O Superior Tribunal de Justiça (STJ), em decisão inédita e unânime, autorizou que mães entreguem os bebês para adoção sem a necessidade de consentimento do pai ou família biológica extensa. Esta é a primeira vez que a Corte julga este tipo de ação no Brasil.
A decisão foi tomada a favor de uma mulher assistida pela Defensoria Pública em Divinópolis (MG), que solicitou que a entrega voluntária para adoção de seu filho se desse sem o conhecimento do pai, com quem não possui nenhum tipo de relação, e da família extensa.
No relatório social, a mãe disse que no momento que soube da gravidez, já sabia que não teria condições de criar o bebê.
“A forma como ganho dinheiro é fazendo minhas faxina. Como eu iria trabalhar nelas tendo um bebê e não tendo ninguém para me ajudar a cuidar dele?”, questionou.
Ao ser perguntada sobre a possibilidade de deixar a criança sob os cuidados da família, ela revelou que não permitiria, visto que sua mãe não cuidou dos próprios filhos e tem 12 netos com os quais não tem qualquer vínculo afetivo e suas duas irmãs têm “casamentos ruins” e situação financeira complicada.
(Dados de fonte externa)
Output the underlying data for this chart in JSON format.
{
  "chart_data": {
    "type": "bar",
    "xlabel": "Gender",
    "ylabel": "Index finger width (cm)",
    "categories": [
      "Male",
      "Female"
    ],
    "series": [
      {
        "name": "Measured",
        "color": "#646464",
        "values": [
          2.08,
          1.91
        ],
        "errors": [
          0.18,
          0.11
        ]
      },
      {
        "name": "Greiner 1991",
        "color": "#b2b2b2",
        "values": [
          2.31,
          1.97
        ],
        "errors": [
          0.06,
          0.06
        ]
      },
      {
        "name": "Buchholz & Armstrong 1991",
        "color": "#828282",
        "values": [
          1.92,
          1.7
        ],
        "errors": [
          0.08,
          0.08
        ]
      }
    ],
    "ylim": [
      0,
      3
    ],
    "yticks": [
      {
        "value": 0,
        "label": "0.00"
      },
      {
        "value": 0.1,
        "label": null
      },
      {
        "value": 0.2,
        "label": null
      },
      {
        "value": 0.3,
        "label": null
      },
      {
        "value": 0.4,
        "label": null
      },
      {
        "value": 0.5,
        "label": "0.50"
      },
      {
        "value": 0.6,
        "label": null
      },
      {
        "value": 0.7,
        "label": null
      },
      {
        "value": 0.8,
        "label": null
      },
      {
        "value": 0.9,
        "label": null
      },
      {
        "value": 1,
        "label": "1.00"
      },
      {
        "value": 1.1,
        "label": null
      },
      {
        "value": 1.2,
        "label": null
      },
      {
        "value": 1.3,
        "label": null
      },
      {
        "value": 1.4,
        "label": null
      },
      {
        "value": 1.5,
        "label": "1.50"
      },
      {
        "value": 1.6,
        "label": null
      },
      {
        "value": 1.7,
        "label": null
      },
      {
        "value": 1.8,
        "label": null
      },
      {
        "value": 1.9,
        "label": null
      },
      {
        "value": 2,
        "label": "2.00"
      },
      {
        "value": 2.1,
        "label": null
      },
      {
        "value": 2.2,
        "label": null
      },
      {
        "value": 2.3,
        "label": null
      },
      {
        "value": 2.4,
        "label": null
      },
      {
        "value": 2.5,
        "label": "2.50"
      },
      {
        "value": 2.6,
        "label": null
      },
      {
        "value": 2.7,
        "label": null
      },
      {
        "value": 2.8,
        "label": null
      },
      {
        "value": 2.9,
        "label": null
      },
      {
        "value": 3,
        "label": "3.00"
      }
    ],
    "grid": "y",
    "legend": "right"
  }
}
O juízo reconheceu, em primeira instância, o direito da mãe de entregar o bebê para adoção depois de comprovar que a família também não tinha condições de criar a criança. No entanto, o Ministério Público (MP) recorreu da decisão, defendendo que, apesar do nome do pai não ter sido divulgado, o sigilo não se estenderia à família extensa, que deveria ser consultada.
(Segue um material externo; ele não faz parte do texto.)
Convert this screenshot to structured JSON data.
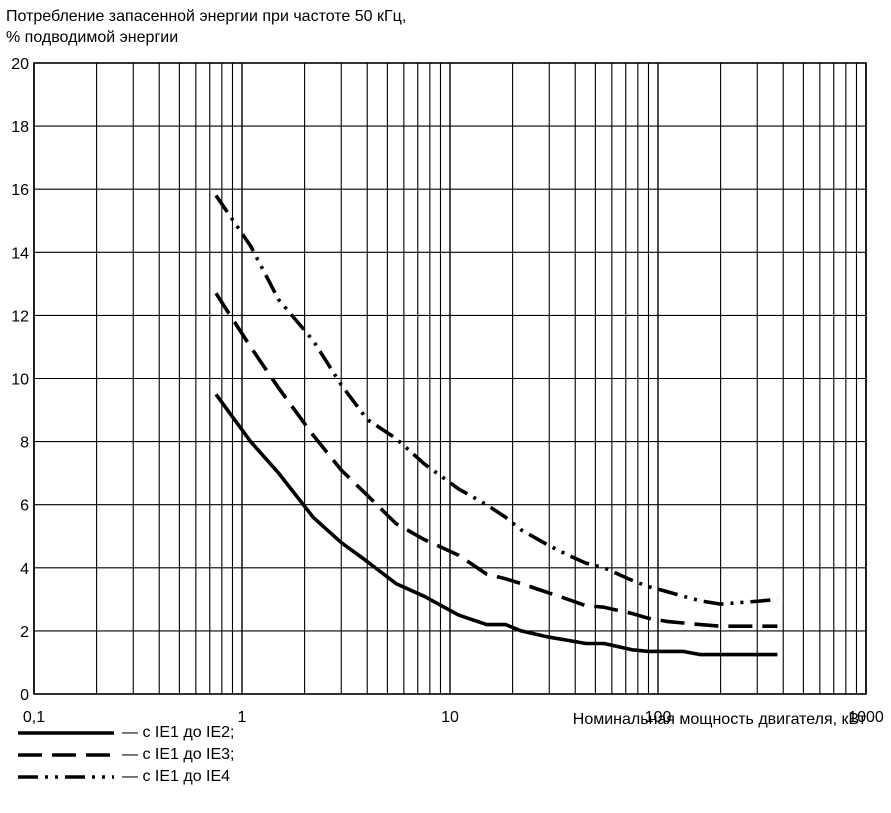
{
  "chart_data": {
    "type": "line",
    "title_lines": [
      "Потребление запасенной энергии при частоте 50 кГц,",
      "% подводимой энергии"
    ],
    "xlabel": "Номинальная мощность двигателя, кВт",
    "ylabel": "",
    "xscale": "log",
    "xlim": [
      0.1,
      1000
    ],
    "ylim": [
      0,
      20
    ],
    "grid": true,
    "legend_position": "bottom-left",
    "x_ticks": [
      0.1,
      1,
      10,
      100,
      1000
    ],
    "x_tick_labels": [
      "0,1",
      "1",
      "10",
      "100",
      "1000"
    ],
    "y_ticks": [
      0,
      2,
      4,
      6,
      8,
      10,
      12,
      14,
      16,
      18,
      20
    ],
    "y_tick_labels": [
      "0",
      "2",
      "4",
      "6",
      "8",
      "10",
      "12",
      "14",
      "16",
      "18",
      "20"
    ],
    "series": [
      {
        "name": "— с IE1 до IE2;",
        "dash": "solid",
        "color": "#000000",
        "points": [
          [
            0.75,
            9.5
          ],
          [
            1.1,
            8.0
          ],
          [
            1.5,
            7.0
          ],
          [
            2.2,
            5.6
          ],
          [
            3.0,
            4.8
          ],
          [
            4.0,
            4.2
          ],
          [
            5.5,
            3.5
          ],
          [
            7.5,
            3.1
          ],
          [
            11,
            2.5
          ],
          [
            15,
            2.2
          ],
          [
            18.5,
            2.2
          ],
          [
            22,
            2.0
          ],
          [
            30,
            1.8
          ],
          [
            37,
            1.7
          ],
          [
            45,
            1.6
          ],
          [
            55,
            1.6
          ],
          [
            75,
            1.4
          ],
          [
            90,
            1.35
          ],
          [
            110,
            1.35
          ],
          [
            132,
            1.35
          ],
          [
            160,
            1.25
          ],
          [
            200,
            1.25
          ],
          [
            250,
            1.25
          ],
          [
            315,
            1.25
          ],
          [
            375,
            1.25
          ]
        ]
      },
      {
        "name": "— с IE1 до IE3;",
        "dash": "dashed",
        "color": "#000000",
        "points": [
          [
            0.75,
            12.7
          ],
          [
            1.1,
            11.0
          ],
          [
            1.5,
            9.7
          ],
          [
            2.2,
            8.2
          ],
          [
            3.0,
            7.1
          ],
          [
            4.0,
            6.3
          ],
          [
            5.5,
            5.4
          ],
          [
            7.5,
            4.9
          ],
          [
            11,
            4.4
          ],
          [
            15,
            3.8
          ],
          [
            18.5,
            3.65
          ],
          [
            22,
            3.5
          ],
          [
            30,
            3.2
          ],
          [
            37,
            3.0
          ],
          [
            45,
            2.8
          ],
          [
            55,
            2.75
          ],
          [
            75,
            2.55
          ],
          [
            90,
            2.4
          ],
          [
            110,
            2.3
          ],
          [
            132,
            2.25
          ],
          [
            160,
            2.2
          ],
          [
            200,
            2.15
          ],
          [
            250,
            2.15
          ],
          [
            315,
            2.15
          ],
          [
            375,
            2.15
          ]
        ]
      },
      {
        "name": "— с IE1 до IE4",
        "dash": "dash-dot-dot",
        "color": "#000000",
        "points": [
          [
            0.75,
            15.8
          ],
          [
            1.1,
            14.2
          ],
          [
            1.5,
            12.5
          ],
          [
            2.2,
            11.2
          ],
          [
            3.0,
            9.8
          ],
          [
            4.0,
            8.7
          ],
          [
            5.5,
            8.1
          ],
          [
            7.5,
            7.3
          ],
          [
            11,
            6.5
          ],
          [
            15,
            6.0
          ],
          [
            18.5,
            5.6
          ],
          [
            22,
            5.2
          ],
          [
            30,
            4.7
          ],
          [
            37,
            4.4
          ],
          [
            45,
            4.15
          ],
          [
            55,
            4.0
          ],
          [
            75,
            3.6
          ],
          [
            90,
            3.4
          ],
          [
            110,
            3.25
          ],
          [
            132,
            3.1
          ],
          [
            160,
            2.95
          ],
          [
            200,
            2.85
          ],
          [
            250,
            2.9
          ],
          [
            315,
            2.95
          ],
          [
            375,
            3.0
          ]
        ]
      }
    ]
  }
}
O Tribunal de Justiça de Minas Gerais (TJMG) aceitou o recurso do MP e revogou a decisão inicial, estabelecendo que a criança fosse colocada em uma família substituta, mantendo o sigilo do nascimento somente em relação à família extensa.
O que levou a Defensoria Pública a recorrer da decisão, levando-a ao STJ, que manteve a decisão da primeira instância.
Decisão amparada no ECA
O ministro do STJ Moura Ribeiro, relator do caso, ressaltou que a Lei 13.509/2017 introduziu no Estatuto da Criança e do Adolescente (ECA) o instituto da “entrega voluntária”, previsto no artigo 19-A, permitindo que a gestante ou parturiente, antes ou logo após o parto, opte por entregar judicialmente o filho para adoção, sem exercer os direitos parentais.
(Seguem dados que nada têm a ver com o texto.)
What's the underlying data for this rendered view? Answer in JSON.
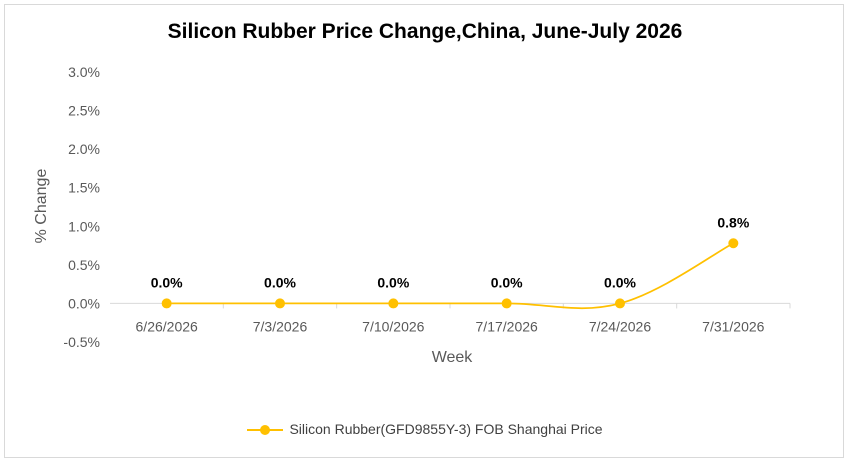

Segundo o relator, essa nova abordagem garantirá uma alternativa mais segura e humanizada, voltada para a proteção da vida digna do recém-nascido e para evitar práticas como o aborto clandestino e abandono irregular de crianças.
“O instituto agrega, ao mesmo tempo, o indisponível direito à vida, à saúde e à dignidade do recém-nascido, assim como o direito de liberdade da mãe. Ela terá a liberdade de dispor do filho sem ser prejulgada, discriminada ou responsabilizada na esfera criminal”, afirmou Moura Ribeiro.
O relator, em seu voto, disse que “no caso concreto, o estudo social realizado com a mãe concluiu que a decisão de entrega do seu filho para adoção foi refletida e madura, se baseou em argumentos lógicos e concretos, no exercício livre e responsável de sua autonomia como mulher madura e ciente das suas obrigações e de que também não poderia, mesmo se quisesse, contar com a família extensa da criança”.
A defensora pública Karina Roscoe Zanetti, da Defensoria dos Direitos das Crianças e dos Adolescentes na Unidade da DPMG em Divinópolis, defendeu que é preciso respeitar o direito ao sigilo da mãe.
“Conseguimos garantir isso por meio da decisão do STJ, que entendeu e adotou a melhor interpretação possível da lei. E esta decisão agora torna-se um parâmetro nacional de respeito àquela mãe que, normalmente, desconhece este direito. Com esta decisão, mulheres que se encontram nesta situação sabem que poderão ser acolhidas no judiciário e não sofrerão um escrutínio geral de sua vida”, completou a defensora pública.